D’autres exemples sont disponibles pour illustrer ce mode de passation de savoir. L’apprenti-conteur, l’apprenti fabricant de pirogues, l’apprenti tembeman, l’apprenti bûcheron, mais aussi l’apprentie brodeuse de pangis, l’apprentie noueuse de cheveux…
La plupart passeront par cette relation duelle, mais pas exclusivement. La confrontation de son savoir avec un autre fait également partie de l’expérimentation. De la même façon, l’exemple et l’oralisation ne seront pas les seuls outils de cette passation de savoir, mais resteront, de fait, incontournables.
De tout cela on ne peut que déduire que la connaissance va vers qui, à qui la désire.
Avons-nous des questions sans réponse ?…
Comment gérons-nous
1 la connaissance de notre Histoire ?
Elle existe, pour ceux qui souhaitent aller la chercher dans la mémoire des Anciens.

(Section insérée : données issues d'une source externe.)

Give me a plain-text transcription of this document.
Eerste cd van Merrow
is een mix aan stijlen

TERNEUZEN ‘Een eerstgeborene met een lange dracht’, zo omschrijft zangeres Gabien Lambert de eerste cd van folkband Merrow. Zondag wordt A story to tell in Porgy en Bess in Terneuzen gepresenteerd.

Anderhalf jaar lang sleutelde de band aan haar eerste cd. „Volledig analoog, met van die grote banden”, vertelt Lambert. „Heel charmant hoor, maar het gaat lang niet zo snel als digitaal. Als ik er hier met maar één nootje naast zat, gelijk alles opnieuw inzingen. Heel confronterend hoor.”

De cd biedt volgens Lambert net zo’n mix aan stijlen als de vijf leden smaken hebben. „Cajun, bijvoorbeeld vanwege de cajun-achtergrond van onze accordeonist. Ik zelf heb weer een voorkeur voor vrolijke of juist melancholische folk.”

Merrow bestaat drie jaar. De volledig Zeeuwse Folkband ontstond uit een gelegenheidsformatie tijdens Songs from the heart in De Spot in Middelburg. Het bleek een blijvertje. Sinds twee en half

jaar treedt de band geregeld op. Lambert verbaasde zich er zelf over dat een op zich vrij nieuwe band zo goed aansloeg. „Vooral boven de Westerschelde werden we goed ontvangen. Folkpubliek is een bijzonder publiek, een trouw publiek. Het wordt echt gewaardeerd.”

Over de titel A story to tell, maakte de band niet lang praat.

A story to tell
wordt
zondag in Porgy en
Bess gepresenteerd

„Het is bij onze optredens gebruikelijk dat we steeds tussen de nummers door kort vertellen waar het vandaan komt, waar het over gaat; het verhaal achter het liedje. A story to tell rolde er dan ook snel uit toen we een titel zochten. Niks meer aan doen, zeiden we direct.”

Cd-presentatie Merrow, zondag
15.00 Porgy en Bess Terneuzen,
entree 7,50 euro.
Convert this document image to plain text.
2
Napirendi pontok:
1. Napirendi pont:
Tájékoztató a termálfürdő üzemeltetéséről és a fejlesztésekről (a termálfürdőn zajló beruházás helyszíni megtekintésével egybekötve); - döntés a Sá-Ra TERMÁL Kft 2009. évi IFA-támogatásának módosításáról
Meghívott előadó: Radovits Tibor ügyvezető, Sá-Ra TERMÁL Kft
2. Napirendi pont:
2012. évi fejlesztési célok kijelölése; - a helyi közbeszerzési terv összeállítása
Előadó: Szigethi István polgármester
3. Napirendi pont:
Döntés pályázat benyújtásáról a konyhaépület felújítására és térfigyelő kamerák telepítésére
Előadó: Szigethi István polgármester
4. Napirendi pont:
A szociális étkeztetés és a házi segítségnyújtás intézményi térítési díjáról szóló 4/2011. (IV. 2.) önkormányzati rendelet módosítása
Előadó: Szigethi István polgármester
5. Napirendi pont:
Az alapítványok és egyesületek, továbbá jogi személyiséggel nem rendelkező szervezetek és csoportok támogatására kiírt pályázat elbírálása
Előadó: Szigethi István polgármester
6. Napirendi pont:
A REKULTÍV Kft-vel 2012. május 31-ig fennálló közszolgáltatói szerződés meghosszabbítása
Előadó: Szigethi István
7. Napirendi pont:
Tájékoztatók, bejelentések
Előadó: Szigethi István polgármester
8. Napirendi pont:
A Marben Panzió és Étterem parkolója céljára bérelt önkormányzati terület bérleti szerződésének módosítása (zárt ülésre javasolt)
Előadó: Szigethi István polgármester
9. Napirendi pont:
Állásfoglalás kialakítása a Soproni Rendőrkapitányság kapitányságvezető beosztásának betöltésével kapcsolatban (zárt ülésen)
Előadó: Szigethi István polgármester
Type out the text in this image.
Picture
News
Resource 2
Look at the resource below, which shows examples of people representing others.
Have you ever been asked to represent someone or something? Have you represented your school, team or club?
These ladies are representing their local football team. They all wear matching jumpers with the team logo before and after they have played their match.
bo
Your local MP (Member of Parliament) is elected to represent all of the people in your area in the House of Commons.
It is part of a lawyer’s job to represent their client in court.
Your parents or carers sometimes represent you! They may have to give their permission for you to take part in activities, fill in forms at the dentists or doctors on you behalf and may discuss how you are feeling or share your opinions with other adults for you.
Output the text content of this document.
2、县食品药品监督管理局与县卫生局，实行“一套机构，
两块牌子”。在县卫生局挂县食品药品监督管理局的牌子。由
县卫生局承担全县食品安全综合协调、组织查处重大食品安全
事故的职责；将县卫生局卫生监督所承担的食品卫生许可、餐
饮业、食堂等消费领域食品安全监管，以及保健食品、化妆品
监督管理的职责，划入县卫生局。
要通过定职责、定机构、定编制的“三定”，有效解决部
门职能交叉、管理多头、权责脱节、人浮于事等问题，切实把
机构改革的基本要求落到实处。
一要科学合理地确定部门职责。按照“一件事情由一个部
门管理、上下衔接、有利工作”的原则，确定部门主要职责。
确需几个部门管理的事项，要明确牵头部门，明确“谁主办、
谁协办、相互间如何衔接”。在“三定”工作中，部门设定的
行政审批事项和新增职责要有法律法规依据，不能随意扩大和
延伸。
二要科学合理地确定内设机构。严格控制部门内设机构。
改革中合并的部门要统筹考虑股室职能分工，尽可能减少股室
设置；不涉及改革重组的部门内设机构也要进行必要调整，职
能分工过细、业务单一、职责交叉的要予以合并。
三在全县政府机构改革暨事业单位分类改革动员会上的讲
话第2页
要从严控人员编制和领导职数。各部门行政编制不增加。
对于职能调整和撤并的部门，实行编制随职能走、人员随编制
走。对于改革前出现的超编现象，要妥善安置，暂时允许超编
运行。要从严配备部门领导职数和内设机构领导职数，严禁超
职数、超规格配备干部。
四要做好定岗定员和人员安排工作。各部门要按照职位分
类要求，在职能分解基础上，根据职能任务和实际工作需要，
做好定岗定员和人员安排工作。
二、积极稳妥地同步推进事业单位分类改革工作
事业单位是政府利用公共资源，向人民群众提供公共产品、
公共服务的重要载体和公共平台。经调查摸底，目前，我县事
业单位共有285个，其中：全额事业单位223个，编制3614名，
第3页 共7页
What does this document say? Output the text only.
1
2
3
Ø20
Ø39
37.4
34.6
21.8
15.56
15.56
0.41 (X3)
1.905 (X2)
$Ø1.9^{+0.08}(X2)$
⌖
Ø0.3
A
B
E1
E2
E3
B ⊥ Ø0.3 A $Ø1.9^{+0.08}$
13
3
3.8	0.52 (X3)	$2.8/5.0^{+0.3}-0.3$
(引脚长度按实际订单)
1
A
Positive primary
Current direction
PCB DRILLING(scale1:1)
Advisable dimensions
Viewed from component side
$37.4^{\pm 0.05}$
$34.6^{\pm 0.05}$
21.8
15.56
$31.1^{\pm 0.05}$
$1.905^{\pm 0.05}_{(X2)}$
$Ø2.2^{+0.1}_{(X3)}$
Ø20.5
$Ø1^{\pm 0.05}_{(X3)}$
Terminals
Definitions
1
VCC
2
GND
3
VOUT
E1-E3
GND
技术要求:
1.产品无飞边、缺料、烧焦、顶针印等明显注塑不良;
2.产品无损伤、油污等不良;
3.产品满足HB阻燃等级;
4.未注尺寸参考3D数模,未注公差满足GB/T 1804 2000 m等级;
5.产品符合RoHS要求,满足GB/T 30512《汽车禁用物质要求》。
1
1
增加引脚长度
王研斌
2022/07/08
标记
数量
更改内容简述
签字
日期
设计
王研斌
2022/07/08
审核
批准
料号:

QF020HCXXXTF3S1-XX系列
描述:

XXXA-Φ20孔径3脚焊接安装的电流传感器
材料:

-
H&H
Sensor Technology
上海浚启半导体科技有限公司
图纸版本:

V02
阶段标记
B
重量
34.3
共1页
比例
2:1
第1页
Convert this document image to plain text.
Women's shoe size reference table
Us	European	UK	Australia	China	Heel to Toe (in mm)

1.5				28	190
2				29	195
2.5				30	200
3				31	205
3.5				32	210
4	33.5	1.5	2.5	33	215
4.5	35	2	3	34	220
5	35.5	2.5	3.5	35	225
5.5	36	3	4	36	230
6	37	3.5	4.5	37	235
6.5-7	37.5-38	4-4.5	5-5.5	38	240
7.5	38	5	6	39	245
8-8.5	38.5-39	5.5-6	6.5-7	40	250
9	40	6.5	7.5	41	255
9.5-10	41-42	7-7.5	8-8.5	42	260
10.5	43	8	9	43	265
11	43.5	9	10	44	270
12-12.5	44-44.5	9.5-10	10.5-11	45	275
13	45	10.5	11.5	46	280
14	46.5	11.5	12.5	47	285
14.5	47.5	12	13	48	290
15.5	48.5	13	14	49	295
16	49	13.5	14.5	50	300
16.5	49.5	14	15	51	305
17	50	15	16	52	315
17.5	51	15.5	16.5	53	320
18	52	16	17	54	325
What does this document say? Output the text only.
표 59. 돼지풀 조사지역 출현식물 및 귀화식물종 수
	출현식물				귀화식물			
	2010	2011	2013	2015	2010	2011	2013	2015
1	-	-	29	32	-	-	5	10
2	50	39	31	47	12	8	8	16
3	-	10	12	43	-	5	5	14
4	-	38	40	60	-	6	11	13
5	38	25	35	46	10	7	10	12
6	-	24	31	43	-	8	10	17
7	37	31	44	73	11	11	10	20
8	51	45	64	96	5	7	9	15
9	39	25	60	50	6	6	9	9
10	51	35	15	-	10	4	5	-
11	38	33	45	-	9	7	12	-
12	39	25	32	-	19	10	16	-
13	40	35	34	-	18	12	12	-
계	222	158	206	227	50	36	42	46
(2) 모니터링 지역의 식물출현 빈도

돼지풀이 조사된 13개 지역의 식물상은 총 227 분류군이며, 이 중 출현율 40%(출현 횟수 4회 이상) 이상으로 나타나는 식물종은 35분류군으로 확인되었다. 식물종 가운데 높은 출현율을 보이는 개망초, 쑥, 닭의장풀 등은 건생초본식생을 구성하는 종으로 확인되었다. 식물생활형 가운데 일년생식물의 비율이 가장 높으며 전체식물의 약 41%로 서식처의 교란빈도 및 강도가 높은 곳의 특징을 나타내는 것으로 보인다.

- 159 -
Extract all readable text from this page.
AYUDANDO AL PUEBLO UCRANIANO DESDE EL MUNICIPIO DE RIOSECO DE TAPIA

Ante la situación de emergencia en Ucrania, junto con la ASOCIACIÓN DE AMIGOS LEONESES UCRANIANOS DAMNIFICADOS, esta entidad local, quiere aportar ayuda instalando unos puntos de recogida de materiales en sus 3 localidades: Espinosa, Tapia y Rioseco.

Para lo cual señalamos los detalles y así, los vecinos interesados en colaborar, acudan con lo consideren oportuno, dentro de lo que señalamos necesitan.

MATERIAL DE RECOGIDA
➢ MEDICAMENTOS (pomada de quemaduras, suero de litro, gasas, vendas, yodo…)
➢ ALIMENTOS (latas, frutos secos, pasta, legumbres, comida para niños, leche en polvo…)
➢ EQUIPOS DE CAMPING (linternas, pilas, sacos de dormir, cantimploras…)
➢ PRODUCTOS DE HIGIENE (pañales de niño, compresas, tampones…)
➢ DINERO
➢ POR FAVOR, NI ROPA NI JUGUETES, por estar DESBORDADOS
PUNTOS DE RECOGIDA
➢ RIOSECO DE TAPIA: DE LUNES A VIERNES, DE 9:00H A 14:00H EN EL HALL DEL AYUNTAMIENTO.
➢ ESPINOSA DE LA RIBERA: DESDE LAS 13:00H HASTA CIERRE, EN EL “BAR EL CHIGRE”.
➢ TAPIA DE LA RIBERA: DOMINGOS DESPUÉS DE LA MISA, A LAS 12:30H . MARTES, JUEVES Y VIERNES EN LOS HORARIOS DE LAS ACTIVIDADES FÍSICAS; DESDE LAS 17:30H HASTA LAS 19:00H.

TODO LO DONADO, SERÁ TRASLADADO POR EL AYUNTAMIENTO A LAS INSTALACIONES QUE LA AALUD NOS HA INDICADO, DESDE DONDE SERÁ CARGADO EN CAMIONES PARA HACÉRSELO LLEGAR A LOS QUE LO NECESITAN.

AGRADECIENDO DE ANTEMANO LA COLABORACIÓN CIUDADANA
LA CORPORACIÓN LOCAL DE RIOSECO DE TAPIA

Mais la pensée magique et les pratiques obiatiques ont, au fil des siècles, changé la nature de cette histoire. Ce qui se transmet alors par l’oralité sera plutôt de l’ordre du mato, du conte, que de l’Histoire factuelle.
2 nos supports mémoriels ?
Le conte, que j’évoque rapidement ici, est bien sûr le support mémoriel le plus utilisé. J’y reviens ci-après.
3 la formation des successeurs
Si l’on ne peut guère prétendre que, chez nous, il y ait une quelconque transmission institutionnalisée, on en déduira aisément qu’il n’y ait pas eu, jusqu’à ces dernières années, de passeurs de mémoire ayant opéré ni publié des recherches de types historique ou anthropologique, dans nos rangs, même si je ne puis éviter ici de citer l'exception qu'est Jean Moomou, lui-même businenge, boni-aluku, et ses ouvrages publiés dans la collection Espace Outre-mer aux éditions Ibis Rouge. D’autres, bien sûr, ont mené ou mènent ce type de recherches mais ne sont pas eux-mêmes marron-descendants.
Il nous faut ici réexaminer la fonction du conte, à la fois passeur d’une Histoire, vraie ou non, fantasmée ou non, mais toujours transformée, dans une dimension à la fois récréative, créatrice de lien social mais également enseignante d’un vivre-ensemble spécifique à la communauté ou au peuple.
Mais là encore, le conteur n’est pas enseigné, il va chercher auprès d’autres conteurs, chevronnés, les savoirs dont il sait avoir besoin.
On se doit d’être lucide. Il faut admettre l’omniprésence de la pensée magique et de l'imaginaire. L’on ne peut qu’admettre l’argument imparable d’une telle logique : Efi a obia bun wi o si ini a koti, si la pratique est bonne, c'est à son efficacité qu'on la jugera ; efi a no bun, yu trowe, si elle ne marche pas, tu t'en débarrasses.
Bien sûr, na wan bribi, c'est une croyance, une foi. Mais cette foi et ces solutions seront jugées, au final, selon leur force et leur
efficacité. Elles seront appréciées en fonction de leur pouvoir sur la souffrance et le mal... La pratique de l'obia se vit comme une plongée profonde dans la réponse à ses questions comme à ses désirs.
C’est une relation avec l'au-delà, avec les Ancêtres, avec des panthéons entiers venus d'Afrique mais accommodés et recomposés avec le temps jusqu’ici, sur le plateau des Guyanes, où le Marronnage libertaire a favorisé une exceptionnelle cohabitation presque exclusivement Africaine. Chez nous, particulièrement, l'étymologie de comprendre s'impose : c'est « prendre ensemble ». Une cohabitation impossible partout ailleurs.
L’héritage du marronnage est donc précieux, car il est initiatique et dialectique.